A retrospective review of all patients with proven/suspected primary lung cancer who had both FDG-PET/CT and EBUS-TBNA from 2008-2010 was performed. Scan interpretation was blinded to histology. Separate prediction and validation datasets were used. 104 patients from 2008/2009 formed the prediction set; 48 patients from 2010 formed the validation set.
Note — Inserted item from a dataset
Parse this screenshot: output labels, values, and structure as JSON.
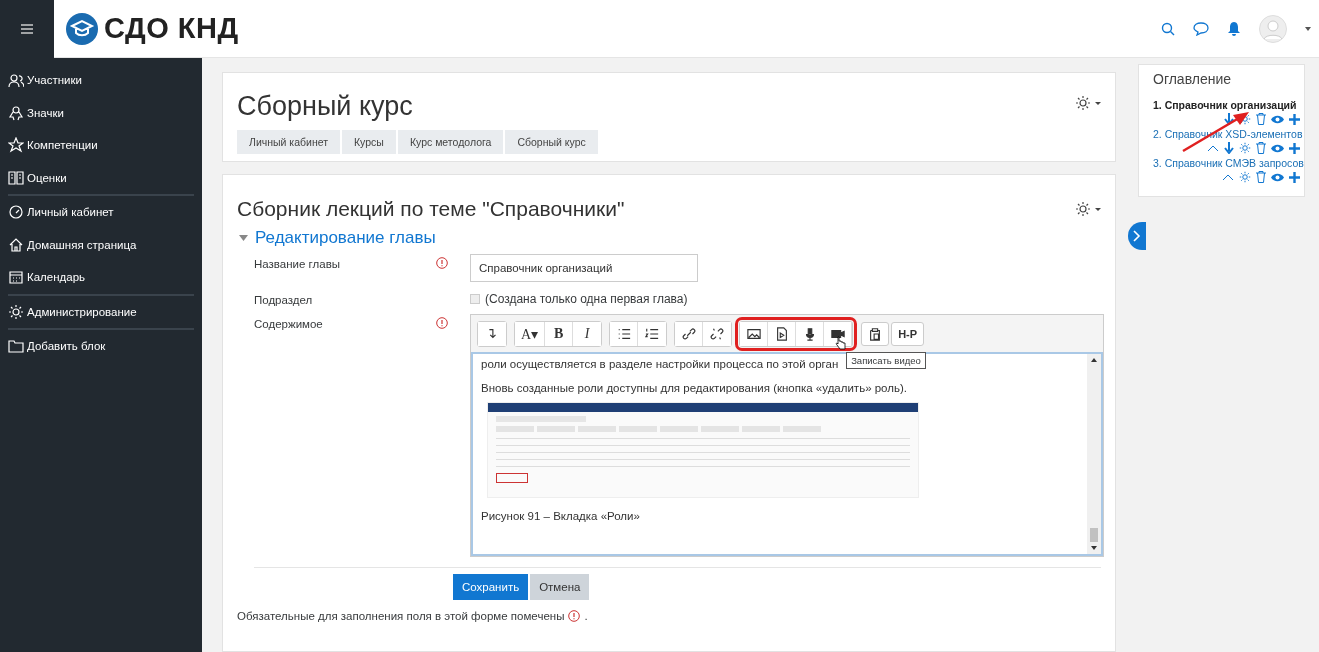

Objective FDG-PET/CT criteria were: - SUVmax lymph node (SUVmaxLN) - Ratio SUVmaxLN/SUVmax primary lung malignancy if evident (R-SUVmax primary) - Ratio SUVmaxLN/SUVaverage liver (R-SUVavg liver) - Ratio SUVmaxLN/SUVmax liver (R-SUVmax liver) - Ratio SUVmaxLN/SUVmax blood pool (R-SUVmaxBP) An experienced Nuclear Medicine Physician visually reviewed all scans and classified each thoracic nodal station as benign, malignant, or equivocal. For statistical analysis, ‘equivocal’ nodes were classified benign.
87 malignant lymph nodes from 75 patients and 41 benign nodes from 21 patients were in the prediction set. All objective 18-F FDG-PET/CT criteria analysed were significantly higher in the malignant group compared to the benign group (p<0.0001 all criteria). EVI had 95.3% accuracy, with 83/87(95.4%) malignant nodes and 39/41(95.1%) benign nodes correctly classified. 34 malignant nodes from 34 patients and 19 benign nodes from 14 patients were in the validation set. The new proposed cut-off values of the objective criteria from the prediction set correctly classified 44/53(83.0%) nodes, with 28/34(82.4%) malignant nodes and 16/19(84.2%) benign nodes correctly classified. EVI had 91% accuracy, with 33/34(97.1%) malignant nodes and 15/19 (79.0%) benign nodes correctly classified. Figure 1
Objective analysis of 18-F FDG PET/CT can differentiate between malignant and benign nodes with high accuracy, but is not superior to EVI. For objective criteria to perform optimally, there may need to be different criteria devised for different patient populations.